Was einst als fester Ort des Abschieds galt, steht im Zentrum eines gesellschaftlichen Wandels. Wiesbaden nimmt das ernst und startet ein Beteiligungsverfahren zur Zukunft der Friedhöfe.
Wo früher ewige Ruhe herrschte, entstehen neue Fragen. Wie viel Grab braucht die moderne Gesellschaft? Wie viel Pflege lässt sich leisten? Und wie lässt sich ein Ort der Trauer mit den Anforderungen an Biodiversität, Stadtklima und Erholung verbinden? Das Grünflächenamt arbeitet derzeit an einer umfassenden Friedhofsentwicklungsplanung (FEP). Sie soll Antworten liefern – nicht im stillen Kämmerlein, sondern im Dialog mit den Bürgerinnen und Bürgern.

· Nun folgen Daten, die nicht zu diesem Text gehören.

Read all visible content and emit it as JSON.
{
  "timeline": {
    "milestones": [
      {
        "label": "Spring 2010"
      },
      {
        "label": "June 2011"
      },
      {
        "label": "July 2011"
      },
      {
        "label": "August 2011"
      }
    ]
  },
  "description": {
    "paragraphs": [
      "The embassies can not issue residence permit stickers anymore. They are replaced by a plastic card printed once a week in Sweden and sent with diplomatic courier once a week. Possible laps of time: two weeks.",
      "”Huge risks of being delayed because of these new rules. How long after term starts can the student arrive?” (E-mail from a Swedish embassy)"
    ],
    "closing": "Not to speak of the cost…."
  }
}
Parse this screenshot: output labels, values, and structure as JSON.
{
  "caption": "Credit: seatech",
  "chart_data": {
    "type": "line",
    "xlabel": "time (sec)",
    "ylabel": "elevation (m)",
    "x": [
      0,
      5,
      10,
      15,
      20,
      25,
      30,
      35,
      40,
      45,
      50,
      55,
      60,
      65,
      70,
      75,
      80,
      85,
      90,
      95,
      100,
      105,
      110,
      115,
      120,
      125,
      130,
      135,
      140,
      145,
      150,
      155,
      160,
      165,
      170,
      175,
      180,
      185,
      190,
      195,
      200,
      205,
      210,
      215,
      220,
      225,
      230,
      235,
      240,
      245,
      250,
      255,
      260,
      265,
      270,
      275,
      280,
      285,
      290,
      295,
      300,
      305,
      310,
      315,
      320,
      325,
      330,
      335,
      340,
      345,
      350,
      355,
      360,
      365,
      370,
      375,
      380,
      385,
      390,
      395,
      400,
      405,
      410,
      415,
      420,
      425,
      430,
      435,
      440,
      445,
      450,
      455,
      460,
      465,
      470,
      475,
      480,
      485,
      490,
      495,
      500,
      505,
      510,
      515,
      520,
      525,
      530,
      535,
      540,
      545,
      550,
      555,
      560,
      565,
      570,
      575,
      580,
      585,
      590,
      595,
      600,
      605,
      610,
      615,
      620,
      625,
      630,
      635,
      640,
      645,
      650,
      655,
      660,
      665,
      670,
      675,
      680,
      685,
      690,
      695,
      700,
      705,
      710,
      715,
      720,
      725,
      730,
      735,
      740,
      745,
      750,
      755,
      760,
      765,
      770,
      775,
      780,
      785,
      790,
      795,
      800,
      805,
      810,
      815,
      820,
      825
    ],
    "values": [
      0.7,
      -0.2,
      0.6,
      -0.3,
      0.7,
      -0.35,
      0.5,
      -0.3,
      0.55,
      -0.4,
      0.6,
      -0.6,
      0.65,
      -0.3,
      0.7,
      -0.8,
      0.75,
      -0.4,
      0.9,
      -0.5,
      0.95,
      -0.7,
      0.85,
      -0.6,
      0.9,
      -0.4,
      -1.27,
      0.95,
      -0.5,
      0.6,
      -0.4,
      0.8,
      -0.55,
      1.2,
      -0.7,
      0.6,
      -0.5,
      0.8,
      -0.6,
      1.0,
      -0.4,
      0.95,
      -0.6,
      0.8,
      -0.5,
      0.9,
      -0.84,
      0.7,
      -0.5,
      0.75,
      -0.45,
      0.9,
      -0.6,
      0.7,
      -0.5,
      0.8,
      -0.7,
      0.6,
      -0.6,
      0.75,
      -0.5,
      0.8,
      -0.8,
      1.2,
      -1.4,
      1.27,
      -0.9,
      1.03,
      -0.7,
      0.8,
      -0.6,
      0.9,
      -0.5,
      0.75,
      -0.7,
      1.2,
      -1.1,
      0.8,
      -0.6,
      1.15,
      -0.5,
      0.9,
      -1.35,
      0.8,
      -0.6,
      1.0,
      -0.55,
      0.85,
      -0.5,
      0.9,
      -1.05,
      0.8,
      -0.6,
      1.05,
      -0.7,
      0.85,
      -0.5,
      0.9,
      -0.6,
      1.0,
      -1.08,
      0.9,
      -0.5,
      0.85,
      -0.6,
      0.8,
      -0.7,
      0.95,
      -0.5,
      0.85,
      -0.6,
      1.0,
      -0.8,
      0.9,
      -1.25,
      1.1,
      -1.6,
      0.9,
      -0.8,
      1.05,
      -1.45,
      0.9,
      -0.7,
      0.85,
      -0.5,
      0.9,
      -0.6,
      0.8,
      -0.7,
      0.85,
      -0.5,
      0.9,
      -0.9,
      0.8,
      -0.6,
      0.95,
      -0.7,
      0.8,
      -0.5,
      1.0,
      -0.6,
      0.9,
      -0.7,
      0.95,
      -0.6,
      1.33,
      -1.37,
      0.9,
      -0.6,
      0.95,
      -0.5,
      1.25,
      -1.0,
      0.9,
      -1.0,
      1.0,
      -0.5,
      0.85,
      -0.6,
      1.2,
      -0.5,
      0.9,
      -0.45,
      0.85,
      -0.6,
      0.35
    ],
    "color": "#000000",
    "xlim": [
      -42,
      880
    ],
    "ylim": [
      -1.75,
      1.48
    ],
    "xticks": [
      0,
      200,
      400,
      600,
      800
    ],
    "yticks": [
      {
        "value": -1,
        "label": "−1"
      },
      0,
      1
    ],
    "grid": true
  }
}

„Wir wollen, dass die Friedhöfe auch in Zukunft Orte des Erinnerns bleiben – aber auch Rückzugsräume, die dem Klimawandel trotzen und Lebensqualität schaffen“, erklärt Bürgermeisterin und Grünflächendezernentin Christiane Hinninger.
Friedhöfe als Zukunftsorte
Die Entwicklung kommt nicht von ungefähr. Der Wandel in der Bestattungskultur ist tiefgreifend: Immer mehr Menschen wählen anonyme oder alternative Bestattungsformen, klassische Wahlgräber bleiben ungenutzt. Das hat Folgen – für die Finanzierung, für die Pflege, für die Nutzung der Flächen. Zugleich wächst das Bewusstsein für den Wert der Friedhöfe über das Persönliche hinaus: als stille Parks, als Biotope, als Kühleinseln in der überhitzten Stadt.
Die FEP will genau hier ansetzen: Sie soll langfristige Perspektiven für Pflege, Nutzung und Umgestaltung der Friedhöfe eröffnen – als Teil der grünen Infrastruktur Wiesbadens.
Jetzt mitreden – online und vor Ort
Damit diese Perspektive nicht an den Menschen vorbeigeplant wird, setzt Wiesbaden auf Beteiligung. Ab sofort können sich Interessierte online über wiesbadenwirkt.de/de/fep einbringen – oder vor Ort auf fünf städtischen Friedhöfen und im Bürgerbüro. Die Umfrage läuft bis Ende Juni. Die Ergebnisse fließen direkt in die FEP ein, deren Abschluss für Herbst 2026 vorgesehen ist.
Es geht um mehr als Pflegepläne und Wegeführung. Es geht um die Frage: Was bleibt, wenn sich alles verändert?